Create a new dataframe to store the values and clean entries according to specifications.

In [7]:
# fill dataframe with data
col_names = ['PostCode', 'Borough', 'Neighborhood']
df = pd.DataFrame({'PostCode':postcodes, 'Borough':boroughs, 'Neighborhood':neighborhoods}, columns=col_names)

# some neighborhood names contain an extra "\n" at the end, drop it
df['Neighborhood'] = df[['Neighborhood']].applymap(lambda x: x.split('\n')[0])

# drop any rows that does not have assigned value in the Borough column
df.drop(df[(df['Borough'] == 'Not assigned')].index, axis=0, inplace=True)

# replace "Not assigned" entries in the Neighborhood column with the row's corresponding borough value
no_neighb_idx = (df['Neighborhood'] == 'Not assigned')
df['Neighborhood'].loc[no_neighb_idx] = df['Borough'].loc[no_neighb_idx]

# combine rows with same the post code into the same neighborhood entry that is separated by commas
df = df.groupby(['PostCode', 'Borough'], sort=False)['Neighborhood'].apply(', '.join).reset_index()

df.head(20)

Unnamed: 0,PostCode,Borough,Neighborhood
0,M3A,North York,Parkwoods
1,M4A,North York,Victoria Village
2,M5A,Downtown Toronto,"Harbourfront, Regent Park"
3,M6A,North York,"Lawrence Heights, Lawrence Manor"
4,M7A,Queen's Park,Queen's Park
5,M9A,Etobicoke,Islington Avenue
6,M1B,Scarborough,"Rouge, Malvern"
7,M3B,North York,Don Mills North
8,M4B,East York,"Woodbine Gardens, Parkview Hill"
9,M5B,Downtown Toronto,"Ryerson, Garden District"


In [8]:
print('The number of samples in this dataset is {}'.format(df.shape[0]))

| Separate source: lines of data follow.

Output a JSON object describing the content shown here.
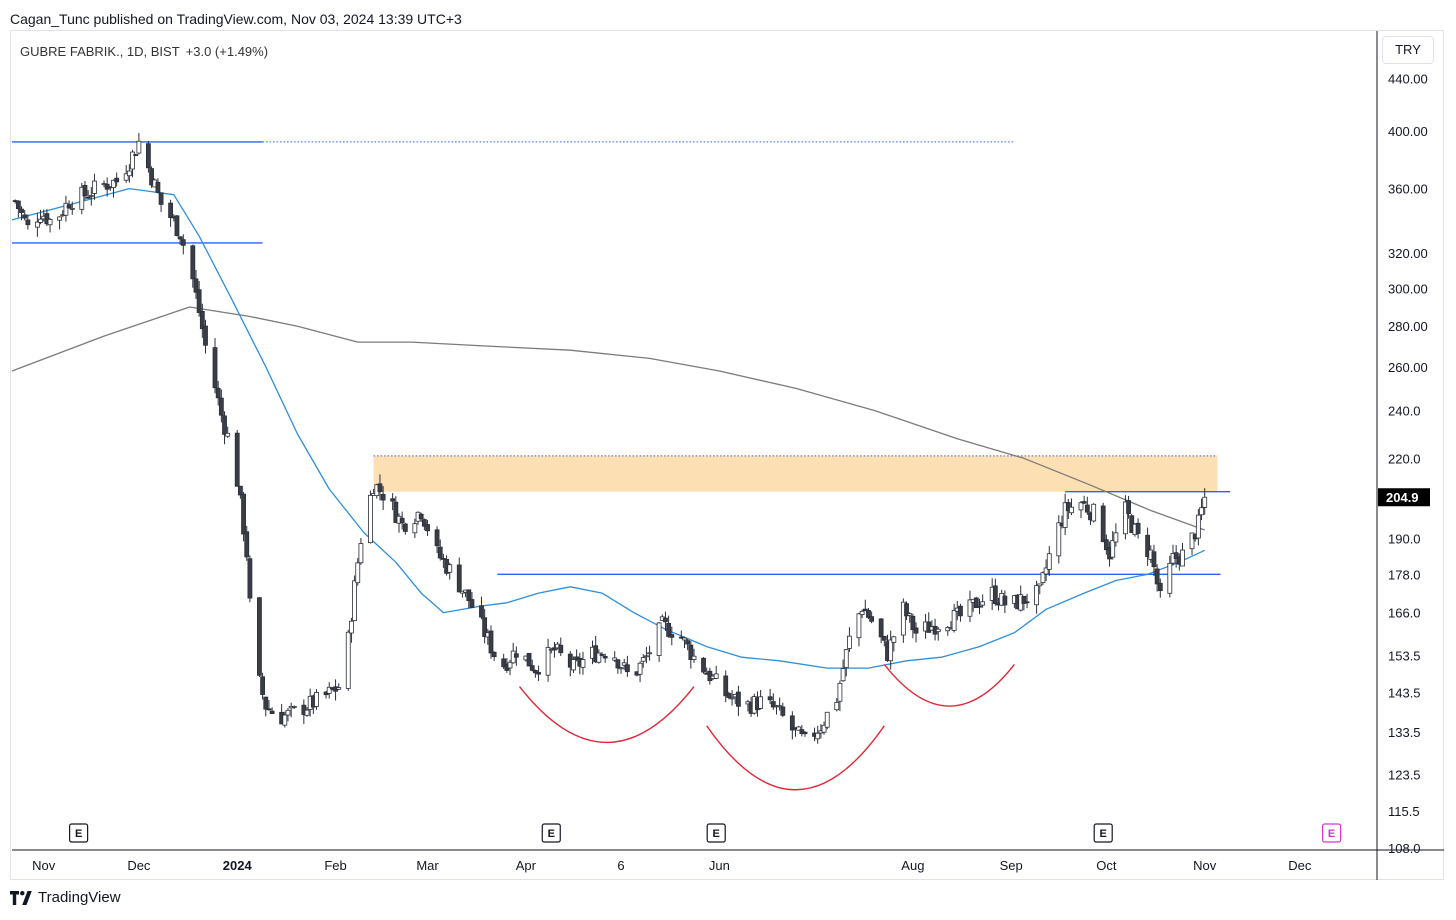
{
  "header": {
    "publish_line": "Cagan_Tunc published on TradingView.com, Nov 03, 2024 13:39 UTC+3"
  },
  "legend": {
    "symbol": "GUBRE FABRIK., 1D, BIST",
    "change": "+3.0 (+1.49%)"
  },
  "currency": "TRY",
  "brand": {
    "name": "TradingView"
  },
  "colors": {
    "up_candle_fill": "#ffffff",
    "down_candle_fill": "#3a3d46",
    "wick": "#2a2e39",
    "ma_fast": "#2f8fd8",
    "ma_slow": "#7b7b7b",
    "levels": "#2962ff",
    "resistance_zone": "#fbd9a4",
    "arcs": "#e32636",
    "last_price_bg": "#000000",
    "future_earnings": "#d633d6"
  },
  "chart_data": {
    "type": "candlestick",
    "symbol": "GUBRE FABRIK.",
    "interval": "1D",
    "exchange": "BIST",
    "last_price": 204.9,
    "last_price_label": "204.9",
    "scale": "log",
    "ylim": [
      108,
      480
    ],
    "y_ticks": [
      "440.00",
      "400.00",
      "360.00",
      "320.00",
      "300.00",
      "280.00",
      "260.00",
      "240.0",
      "220.0",
      "190.0",
      "178.0",
      "166.0",
      "153.5",
      "143.5",
      "133.5",
      "123.5",
      "115.5",
      "108.0"
    ],
    "x_ticks": [
      "Nov",
      "Dec",
      "2024",
      "Feb",
      "Mar",
      "Apr",
      "6",
      "Jun",
      "Aug",
      "Sep",
      "Oct",
      "Nov",
      "Dec"
    ],
    "x_range": [
      "2023-10-22",
      "2024-12-25"
    ],
    "price_anchors": [
      [
        "2023-10-23",
        352
      ],
      [
        "2023-10-27",
        335
      ],
      [
        "2023-10-31",
        345
      ],
      [
        "2023-11-04",
        338
      ],
      [
        "2023-11-09",
        352
      ],
      [
        "2023-11-14",
        356
      ],
      [
        "2023-11-19",
        362
      ],
      [
        "2023-11-24",
        365
      ],
      [
        "2023-11-28",
        378
      ],
      [
        "2023-12-01",
        392
      ],
      [
        "2023-12-05",
        368
      ],
      [
        "2023-12-08",
        350
      ],
      [
        "2023-12-11",
        342
      ],
      [
        "2023-12-14",
        332
      ],
      [
        "2023-12-18",
        305
      ],
      [
        "2023-12-22",
        270
      ],
      [
        "2023-12-27",
        238
      ],
      [
        "2023-12-31",
        220
      ],
      [
        "2024-01-04",
        185
      ],
      [
        "2024-01-06",
        152
      ],
      [
        "2024-01-10",
        140
      ],
      [
        "2024-01-14",
        137
      ],
      [
        "2024-01-18",
        138
      ],
      [
        "2024-01-23",
        140
      ],
      [
        "2024-01-28",
        142
      ],
      [
        "2024-02-02",
        145
      ],
      [
        "2024-02-05",
        158
      ],
      [
        "2024-02-09",
        190
      ],
      [
        "2024-02-13",
        210
      ],
      [
        "2024-02-17",
        205
      ],
      [
        "2024-02-22",
        195
      ],
      [
        "2024-02-28",
        200
      ],
      [
        "2024-03-04",
        185
      ],
      [
        "2024-03-09",
        178
      ],
      [
        "2024-03-14",
        170
      ],
      [
        "2024-03-19",
        160
      ],
      [
        "2024-03-24",
        150
      ],
      [
        "2024-03-29",
        155
      ],
      [
        "2024-04-04",
        150
      ],
      [
        "2024-04-10",
        155
      ],
      [
        "2024-04-16",
        150
      ],
      [
        "2024-04-22",
        154
      ],
      [
        "2024-04-28",
        155
      ],
      [
        "2024-05-04",
        147
      ],
      [
        "2024-05-09",
        153
      ],
      [
        "2024-05-14",
        162
      ],
      [
        "2024-05-19",
        160
      ],
      [
        "2024-05-24",
        153
      ],
      [
        "2024-05-29",
        148
      ],
      [
        "2024-06-03",
        143
      ],
      [
        "2024-06-09",
        140
      ],
      [
        "2024-06-14",
        141
      ],
      [
        "2024-06-19",
        139
      ],
      [
        "2024-06-24",
        134
      ],
      [
        "2024-06-28",
        131
      ],
      [
        "2024-07-03",
        135
      ],
      [
        "2024-07-08",
        142
      ],
      [
        "2024-07-12",
        158
      ],
      [
        "2024-07-16",
        168
      ],
      [
        "2024-07-20",
        162
      ],
      [
        "2024-07-24",
        154
      ],
      [
        "2024-07-29",
        167
      ],
      [
        "2024-08-02",
        160
      ],
      [
        "2024-08-07",
        162
      ],
      [
        "2024-08-12",
        164
      ],
      [
        "2024-08-17",
        165
      ],
      [
        "2024-08-21",
        169
      ],
      [
        "2024-08-26",
        172
      ],
      [
        "2024-08-31",
        168
      ],
      [
        "2024-09-05",
        170
      ],
      [
        "2024-09-10",
        172
      ],
      [
        "2024-09-14",
        188
      ],
      [
        "2024-09-18",
        200
      ],
      [
        "2024-09-23",
        203
      ],
      [
        "2024-09-28",
        198
      ],
      [
        "2024-10-02",
        185
      ],
      [
        "2024-10-07",
        200
      ],
      [
        "2024-10-11",
        190
      ],
      [
        "2024-10-15",
        185
      ],
      [
        "2024-10-18",
        170
      ],
      [
        "2024-10-22",
        183
      ],
      [
        "2024-10-26",
        185
      ],
      [
        "2024-10-30",
        195
      ],
      [
        "2024-11-01",
        204.9
      ]
    ],
    "ma_fast": [
      [
        "2023-10-22",
        340
      ],
      [
        "2023-11-10",
        350
      ],
      [
        "2023-11-28",
        360
      ],
      [
        "2023-12-05",
        358
      ],
      [
        "2023-12-12",
        356
      ],
      [
        "2023-12-20",
        330
      ],
      [
        "2023-12-30",
        295
      ],
      [
        "2024-01-10",
        260
      ],
      [
        "2024-01-20",
        230
      ],
      [
        "2024-01-30",
        208
      ],
      [
        "2024-02-10",
        192
      ],
      [
        "2024-02-20",
        182
      ],
      [
        "2024-02-28",
        172
      ],
      [
        "2024-03-06",
        166
      ],
      [
        "2024-03-18",
        168
      ],
      [
        "2024-03-26",
        169
      ],
      [
        "2024-04-05",
        172
      ],
      [
        "2024-04-15",
        174
      ],
      [
        "2024-04-25",
        172
      ],
      [
        "2024-05-05",
        166
      ],
      [
        "2024-05-15",
        161
      ],
      [
        "2024-05-28",
        156
      ],
      [
        "2024-06-08",
        153
      ],
      [
        "2024-06-20",
        152
      ],
      [
        "2024-07-05",
        150
      ],
      [
        "2024-07-18",
        150
      ],
      [
        "2024-07-30",
        152
      ],
      [
        "2024-08-10",
        153
      ],
      [
        "2024-08-22",
        156
      ],
      [
        "2024-09-02",
        160
      ],
      [
        "2024-09-12",
        167
      ],
      [
        "2024-09-24",
        172
      ],
      [
        "2024-10-04",
        176
      ],
      [
        "2024-10-14",
        178
      ],
      [
        "2024-10-24",
        182
      ],
      [
        "2024-11-01",
        186
      ]
    ],
    "ma_slow": [
      [
        "2023-10-22",
        258
      ],
      [
        "2023-11-20",
        275
      ],
      [
        "2023-12-17",
        290
      ],
      [
        "2024-01-05",
        285
      ],
      [
        "2024-01-20",
        280
      ],
      [
        "2024-02-08",
        272
      ],
      [
        "2024-02-25",
        272
      ],
      [
        "2024-03-20",
        270
      ],
      [
        "2024-04-15",
        268
      ],
      [
        "2024-05-10",
        264
      ],
      [
        "2024-06-01",
        258
      ],
      [
        "2024-06-25",
        250
      ],
      [
        "2024-07-20",
        240
      ],
      [
        "2024-08-15",
        228
      ],
      [
        "2024-09-05",
        220
      ],
      [
        "2024-09-25",
        210
      ],
      [
        "2024-10-15",
        200
      ],
      [
        "2024-11-01",
        193
      ]
    ],
    "horizontal_levels": [
      {
        "price": 392,
        "from": "2023-10-22",
        "to": "2024-01-09",
        "style": "solid"
      },
      {
        "price": 392,
        "from": "2024-01-09",
        "to": "2024-09-02",
        "style": "dotted"
      },
      {
        "price": 326,
        "from": "2023-10-22",
        "to": "2024-01-09",
        "style": "solid"
      },
      {
        "price": 178,
        "from": "2024-03-23",
        "to": "2024-11-06",
        "style": "solid"
      },
      {
        "price": 207,
        "from": "2024-09-18",
        "to": "2024-11-09",
        "style": "solid"
      },
      {
        "price": 221,
        "from": "2024-02-13",
        "to": "2024-11-05",
        "style": "dotted"
      }
    ],
    "resistance_zone": {
      "from": "2024-02-13",
      "to": "2024-11-05",
      "low": 207,
      "high": 221
    },
    "rounding_arcs": [
      {
        "from": "2024-03-30",
        "to": "2024-05-24",
        "depth": 0.32,
        "anchor": 145
      },
      {
        "from": "2024-05-28",
        "to": "2024-07-23",
        "depth": 0.36,
        "anchor": 135
      },
      {
        "from": "2024-07-23",
        "to": "2024-09-02",
        "depth": 0.32,
        "anchor": 151
      }
    ],
    "earnings": [
      {
        "date": "2023-11-12",
        "label": "E",
        "future": false
      },
      {
        "date": "2024-04-09",
        "label": "E",
        "future": false
      },
      {
        "date": "2024-05-31",
        "label": "E",
        "future": false
      },
      {
        "date": "2024-09-30",
        "label": "E",
        "future": false
      },
      {
        "date": "2024-12-11",
        "label": "E",
        "future": true
      }
    ],
    "title": "GUBRE FABRIK., 1D, BIST",
    "legend_position": "top-left",
    "grid": false
  }
}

The number of samples in this dataset is 103


## Part 2: Convert Toronto neighborhood data into geospatial coordinates
In order to use Foursquare location data with above neighborhood data, we need to first find the corresponding spatial coordinates (e.g. latitude, longitude).

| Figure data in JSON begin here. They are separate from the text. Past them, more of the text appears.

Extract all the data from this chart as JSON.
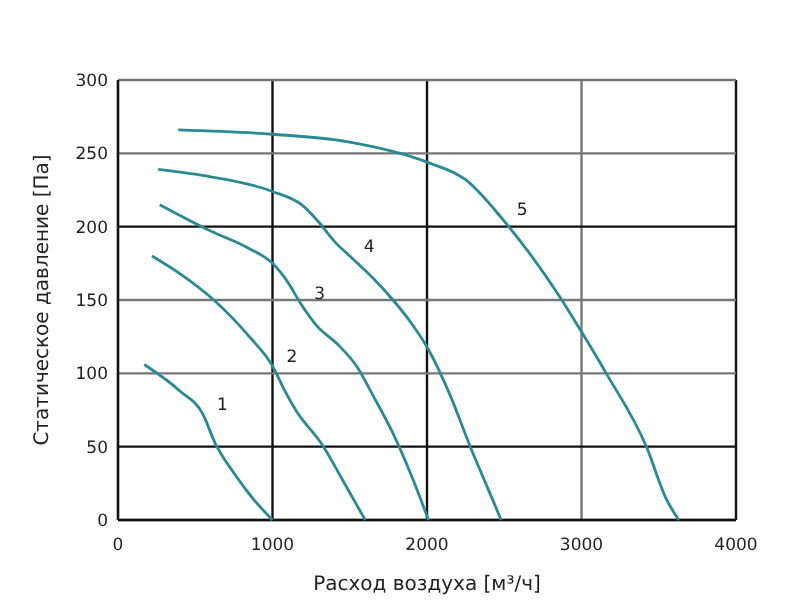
{
  "chart_data": {
    "type": "line",
    "xlabel": "Расход воздуха [м³/ч]",
    "ylabel": "Статическое давление [Па]",
    "xlim": [
      0,
      4000
    ],
    "xticks": [
      0,
      1000,
      2000,
      3000,
      4000
    ],
    "ylim": [
      0,
      300
    ],
    "yticks": [
      0,
      50,
      100,
      150,
      200,
      250,
      300
    ],
    "grid": true,
    "marker": "none",
    "line_style": "solid",
    "series": [
      {
        "name": "1",
        "color": "#2a8a94",
        "x": [
          170,
          400,
          550,
          630,
          750,
          870,
          1000
        ],
        "values": [
          106,
          88,
          72,
          52,
          32,
          15,
          0
        ]
      },
      {
        "name": "2",
        "color": "#2a8a94",
        "x": [
          220,
          400,
          620,
          850,
          1000,
          1080,
          1150,
          1330,
          1450,
          1600
        ],
        "values": [
          180,
          168,
          150,
          125,
          105,
          88,
          75,
          50,
          28,
          0
        ]
      },
      {
        "name": "3",
        "color": "#2a8a94",
        "x": [
          270,
          600,
          850,
          1000,
          1100,
          1180,
          1290,
          1420,
          1550,
          1650,
          1780,
          1900,
          2010
        ],
        "values": [
          215,
          197,
          185,
          175,
          162,
          148,
          132,
          120,
          104,
          85,
          59,
          30,
          0
        ]
      },
      {
        "name": "4",
        "color": "#2a8a94",
        "x": [
          260,
          600,
          1000,
          1200,
          1300,
          1400,
          1500,
          1650,
          1780,
          1900,
          2000,
          2150,
          2280,
          2380,
          2480
        ],
        "values": [
          239,
          234,
          224,
          214,
          203,
          190,
          180,
          165,
          150,
          134,
          118,
          85,
          50,
          25,
          0
        ]
      },
      {
        "name": "5",
        "color": "#2a8a94",
        "x": [
          390,
          1000,
          1480,
          2000,
          2250,
          2490,
          2860,
          2990,
          3160,
          3420,
          3550,
          3630
        ],
        "values": [
          266,
          263,
          258,
          244,
          232,
          205,
          152,
          130,
          100,
          50,
          14,
          0
        ]
      }
    ]
  }
}
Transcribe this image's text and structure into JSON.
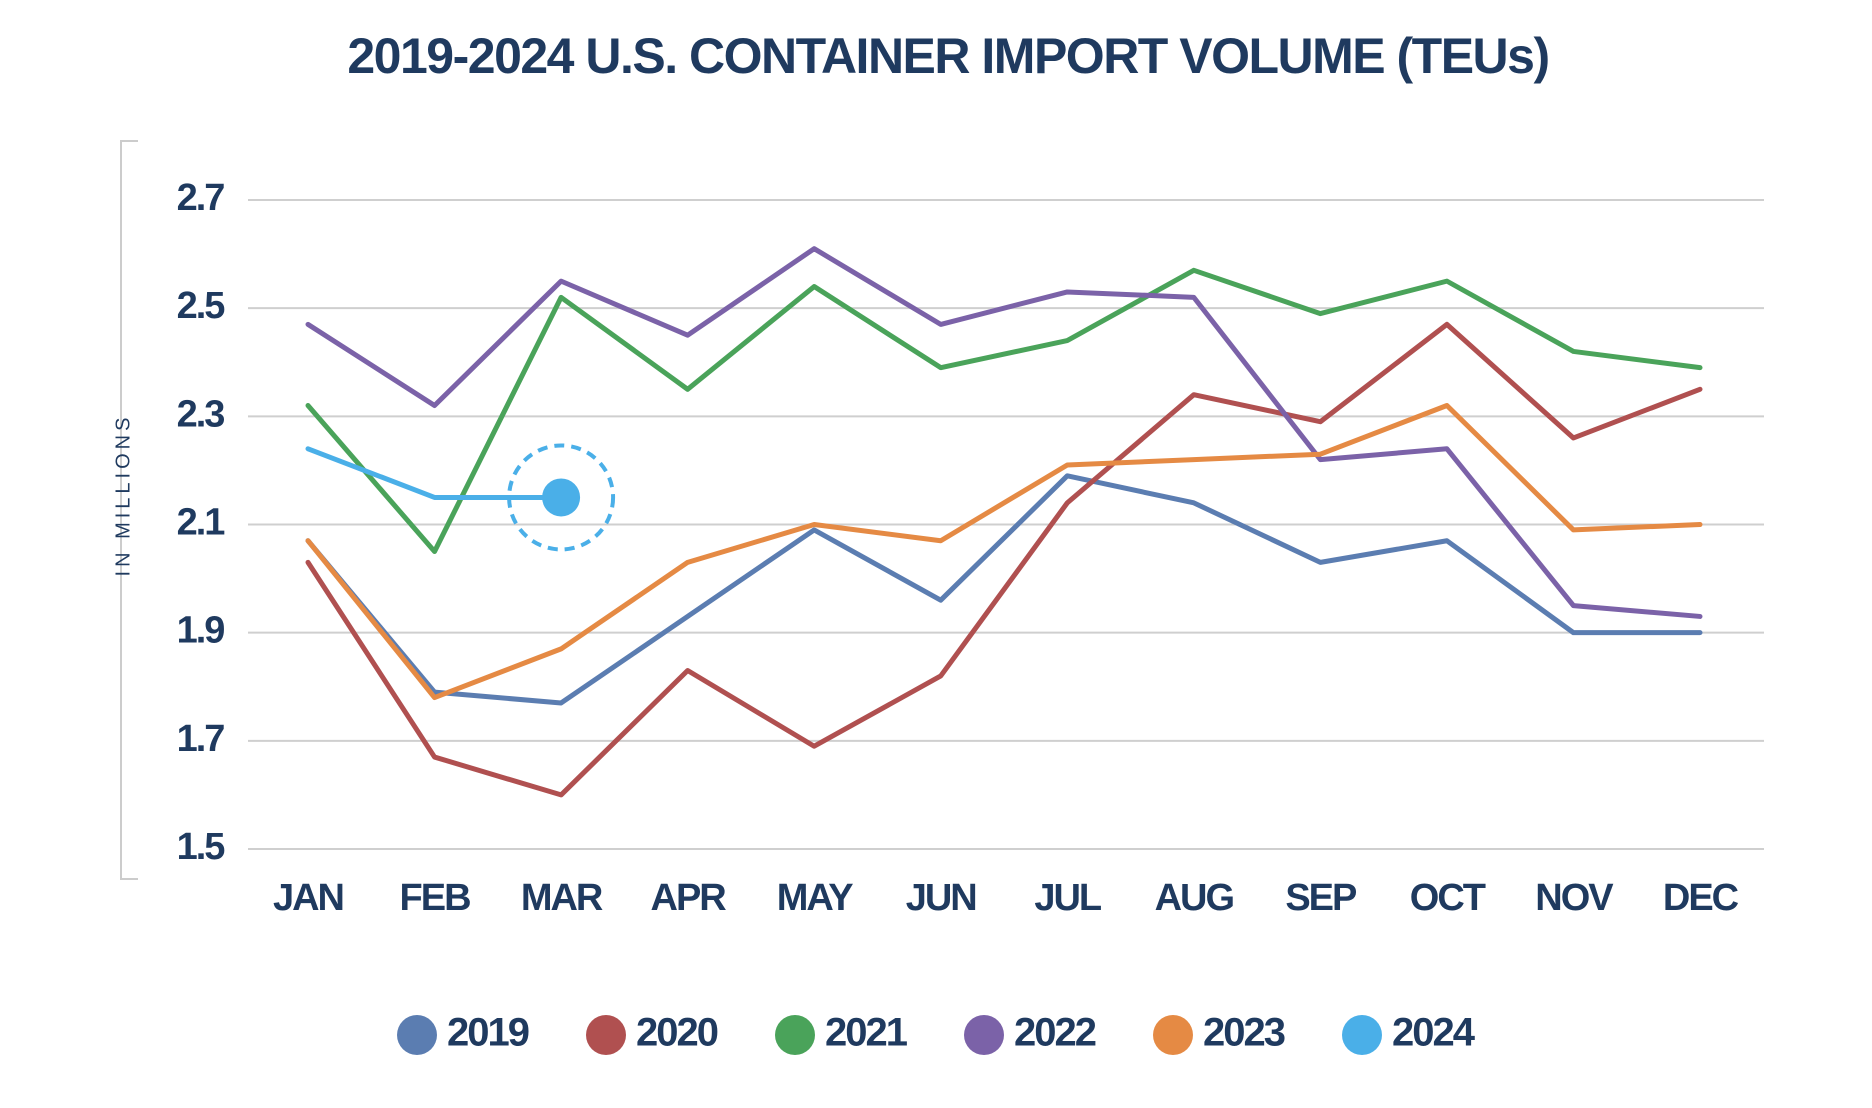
{
  "chart_data": {
    "type": "line",
    "title": "2019-2024 U.S. CONTAINER IMPORT VOLUME (TEUs)",
    "y_label": "IN MILLIONS",
    "categories": [
      "JAN",
      "FEB",
      "MAR",
      "APR",
      "MAY",
      "JUN",
      "JUL",
      "AUG",
      "SEP",
      "OCT",
      "NOV",
      "DEC"
    ],
    "ylim": [
      1.5,
      2.7
    ],
    "yticks": [
      1.5,
      1.7,
      1.9,
      2.1,
      2.3,
      2.5,
      2.7
    ],
    "grid": true,
    "legend": "bottom",
    "series": [
      {
        "name": "2019",
        "color": "#5b7db1",
        "values": [
          2.07,
          1.79,
          1.77,
          1.93,
          2.09,
          1.96,
          2.19,
          2.14,
          2.03,
          2.07,
          1.9,
          1.9
        ]
      },
      {
        "name": "2020",
        "color": "#b05050",
        "values": [
          2.03,
          1.67,
          1.6,
          1.83,
          1.69,
          1.82,
          2.14,
          2.34,
          2.29,
          2.47,
          2.26,
          2.35
        ]
      },
      {
        "name": "2021",
        "color": "#4aa35a",
        "values": [
          2.32,
          2.05,
          2.52,
          2.35,
          2.54,
          2.39,
          2.44,
          2.57,
          2.49,
          2.55,
          2.42,
          2.39
        ]
      },
      {
        "name": "2022",
        "color": "#7b62a8",
        "values": [
          2.47,
          2.32,
          2.55,
          2.45,
          2.61,
          2.47,
          2.53,
          2.52,
          2.22,
          2.24,
          1.95,
          1.93
        ]
      },
      {
        "name": "2023",
        "color": "#e58a44",
        "values": [
          2.07,
          1.78,
          1.87,
          2.03,
          2.1,
          2.07,
          2.21,
          2.22,
          2.23,
          2.32,
          2.09,
          2.1
        ]
      },
      {
        "name": "2024",
        "color": "#4aafe8",
        "values": [
          2.24,
          2.15,
          2.15,
          null,
          null,
          null,
          null,
          null,
          null,
          null,
          null,
          null
        ]
      }
    ]
  }
}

Get the data from csv file.

In [9]:
!wget -q -O 'geospatial_data.csv' http://cocl.us/Geospatial_data # -q = quiet, -O = output name

In [18]:
geo_data = pd.read_csv('geospatial_data.csv')
geo_data.rename(columns={'Postal Code':'PostCode'}, inplace=True)
geo_data.head()

Unnamed: 0,PostCode,Latitude,Longitude
0,M1B,43.806686,-79.194353
1,M1C,43.784535,-79.160497
2,M1E,43.763573,-79.188711
3,M1G,43.770992,-79.216917
4,M1H,43.773136,-79.239476


Join geospatial data (geo_data) with Toronto neighborhood data (df) into one dataframe on the _PostCode_ column.

In [21]:
df2 = df.join(geo_data.set_index('PostCode'), on='PostCode')
df2.head()

Unnamed: 0,PostCode,Borough,Neighborhood,Latitude,Longitude
0,M3A,North York,Parkwoods,43.753259,-79.329656
1,M4A,North York,Victoria Village,43.725882,-79.315572
2,M5A,Downtown Toronto,"Harbourfront, Regent Park",43.65426,-79.360636
3,M6A,North York,"Lawrence Heights, Lawrence Manor",43.718518,-79.464763
4,M7A,Queen's Park,Queen's Park,43.662301,-79.389494